Я стою возле моря. И эти волны как-будто перемалывают все, что было. Вверх и вниз, вверх и вниз, вверх, низ...Мой милый друг, лишь память о тебе не проходит. Три года я оплакиваю тебя.
Мне хочется рассказывать о себе, но почти никогда я не делаю этого. Мне так хочется сказать, что я умею любить весь мир, что я умею спасать и что могу уничтожить, меня можно бояться по настоящему.
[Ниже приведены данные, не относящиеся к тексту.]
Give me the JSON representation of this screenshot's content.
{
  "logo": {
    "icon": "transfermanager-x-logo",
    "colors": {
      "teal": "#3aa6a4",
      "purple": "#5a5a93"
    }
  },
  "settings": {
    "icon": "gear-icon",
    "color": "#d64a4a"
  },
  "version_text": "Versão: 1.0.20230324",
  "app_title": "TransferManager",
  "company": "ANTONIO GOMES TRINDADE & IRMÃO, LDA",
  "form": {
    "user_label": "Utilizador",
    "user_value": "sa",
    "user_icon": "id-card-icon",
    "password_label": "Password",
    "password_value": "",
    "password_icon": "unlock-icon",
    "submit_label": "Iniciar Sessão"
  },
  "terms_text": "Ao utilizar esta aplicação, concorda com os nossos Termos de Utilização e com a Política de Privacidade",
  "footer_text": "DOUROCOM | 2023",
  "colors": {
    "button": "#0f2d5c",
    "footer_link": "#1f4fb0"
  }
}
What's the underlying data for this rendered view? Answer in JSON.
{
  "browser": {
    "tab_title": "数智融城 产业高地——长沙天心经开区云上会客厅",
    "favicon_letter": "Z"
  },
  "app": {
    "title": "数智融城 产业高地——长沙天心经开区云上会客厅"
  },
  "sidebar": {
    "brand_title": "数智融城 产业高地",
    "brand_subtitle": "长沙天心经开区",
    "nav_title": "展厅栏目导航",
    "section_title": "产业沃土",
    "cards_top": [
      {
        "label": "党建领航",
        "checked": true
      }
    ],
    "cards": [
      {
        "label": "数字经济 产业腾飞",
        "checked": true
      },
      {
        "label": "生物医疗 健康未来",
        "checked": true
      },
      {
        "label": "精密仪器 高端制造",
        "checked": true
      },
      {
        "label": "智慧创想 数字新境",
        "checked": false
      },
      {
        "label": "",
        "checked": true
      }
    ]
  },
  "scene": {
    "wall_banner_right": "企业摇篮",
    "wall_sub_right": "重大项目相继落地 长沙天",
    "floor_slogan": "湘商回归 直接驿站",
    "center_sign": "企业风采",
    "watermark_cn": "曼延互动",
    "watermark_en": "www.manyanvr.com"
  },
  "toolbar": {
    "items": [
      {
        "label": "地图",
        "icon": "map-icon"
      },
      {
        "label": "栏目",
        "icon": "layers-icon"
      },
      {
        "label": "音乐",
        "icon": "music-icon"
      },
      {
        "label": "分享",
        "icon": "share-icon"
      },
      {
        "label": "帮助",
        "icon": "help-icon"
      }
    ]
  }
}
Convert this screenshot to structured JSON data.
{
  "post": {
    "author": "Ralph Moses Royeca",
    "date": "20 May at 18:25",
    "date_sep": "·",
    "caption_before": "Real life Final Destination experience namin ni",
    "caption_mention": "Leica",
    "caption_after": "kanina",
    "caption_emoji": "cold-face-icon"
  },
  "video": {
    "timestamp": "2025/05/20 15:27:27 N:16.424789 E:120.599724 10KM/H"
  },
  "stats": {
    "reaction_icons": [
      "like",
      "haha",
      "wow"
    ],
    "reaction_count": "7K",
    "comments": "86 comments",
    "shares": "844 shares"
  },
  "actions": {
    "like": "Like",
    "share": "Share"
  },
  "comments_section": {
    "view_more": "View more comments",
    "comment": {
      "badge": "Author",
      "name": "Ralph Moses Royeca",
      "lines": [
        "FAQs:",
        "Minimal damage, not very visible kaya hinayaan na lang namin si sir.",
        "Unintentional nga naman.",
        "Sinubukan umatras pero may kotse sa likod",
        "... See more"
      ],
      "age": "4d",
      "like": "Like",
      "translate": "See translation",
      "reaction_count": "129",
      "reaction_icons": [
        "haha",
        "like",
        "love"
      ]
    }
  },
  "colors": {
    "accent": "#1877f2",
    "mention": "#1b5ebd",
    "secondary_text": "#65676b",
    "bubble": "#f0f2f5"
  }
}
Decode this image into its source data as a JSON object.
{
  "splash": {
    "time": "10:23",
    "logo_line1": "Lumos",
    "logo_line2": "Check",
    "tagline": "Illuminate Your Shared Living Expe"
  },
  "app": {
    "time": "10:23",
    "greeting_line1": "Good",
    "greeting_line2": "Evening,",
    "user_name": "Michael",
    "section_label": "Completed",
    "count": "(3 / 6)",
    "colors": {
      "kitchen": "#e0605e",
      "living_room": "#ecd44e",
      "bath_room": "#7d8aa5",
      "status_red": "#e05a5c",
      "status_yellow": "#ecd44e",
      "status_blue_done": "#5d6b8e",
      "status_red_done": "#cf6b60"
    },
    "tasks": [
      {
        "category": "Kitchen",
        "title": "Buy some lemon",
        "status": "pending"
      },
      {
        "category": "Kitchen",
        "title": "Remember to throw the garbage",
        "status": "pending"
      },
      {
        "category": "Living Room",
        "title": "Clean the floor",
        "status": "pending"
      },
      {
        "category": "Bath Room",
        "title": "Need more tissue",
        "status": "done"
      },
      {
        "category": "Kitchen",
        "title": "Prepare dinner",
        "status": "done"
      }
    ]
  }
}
Вдруг в скайпе позвонила подруга...Она сейчас в Хайфе. Сидит в ночном горячем баре, глушит какой-то алкоголь и курит, курит сигареты. А я вглядываюсь за ее спину...меня манят те южные огни и гогот посетителей. И она хохочет с ними и говорит, что евреи ей нравятся больше, чем турки. Я говорю, что мне - тоже.
И что-то так в сердце защимило от Желания, которое я ищу со своим психотерапевтом уже месяц. Желания оказаться там. Пить, курить и неприлично ржать. Горячие, южные, липкие ночи, иллюзорная свобода. Я так хочу туда.
Еще из того, что меня впечатлило за последнее время, расстрогало и вдохновило - так это документальный фильм, "Подстрочник" называется. Сидит себе на стульчике бабушка и все 15 серий фильма рассказывает, подперши голову рукой. Рассказывает, рассказывает, вроде бы просто о своей жизни. Да, удивительной жизни, но мало ли таких жизней бывало у представителей ее поколения?
Зовут эту трогательную бабушку - Лилианна Лунгина (кстати, мама Павла Лунгина, режиссера, который снял один из моих любимых фильмов - "Остров"). Ее особенность была в том, что она была интеллигентной еврейкой, впервые перевела и открыла для всех нас сказки Астрид Лингрен про Карлсона; открыла нам Бориса Виана (которого, я кстати, тоже обожаю) и много еще чего. Ее жизнь, как бы любопытсвующее восхищение интересностями мира, вроде и все, без крикливых выпендрежей (о как закрутила). Но как же она рассказывает, как трогательно, красиво и интересно. О детстве, молодости, зрелости, о ее знакомствах, о том времени, о страхе, о боли. Но как-то очень принимающе и с достоинством.
Мне ужасно нравятся такие люди. Они как-то по простяцки честны, умны, скромны, а главное, в них так много достоинства. Не могу перестать восхищаться.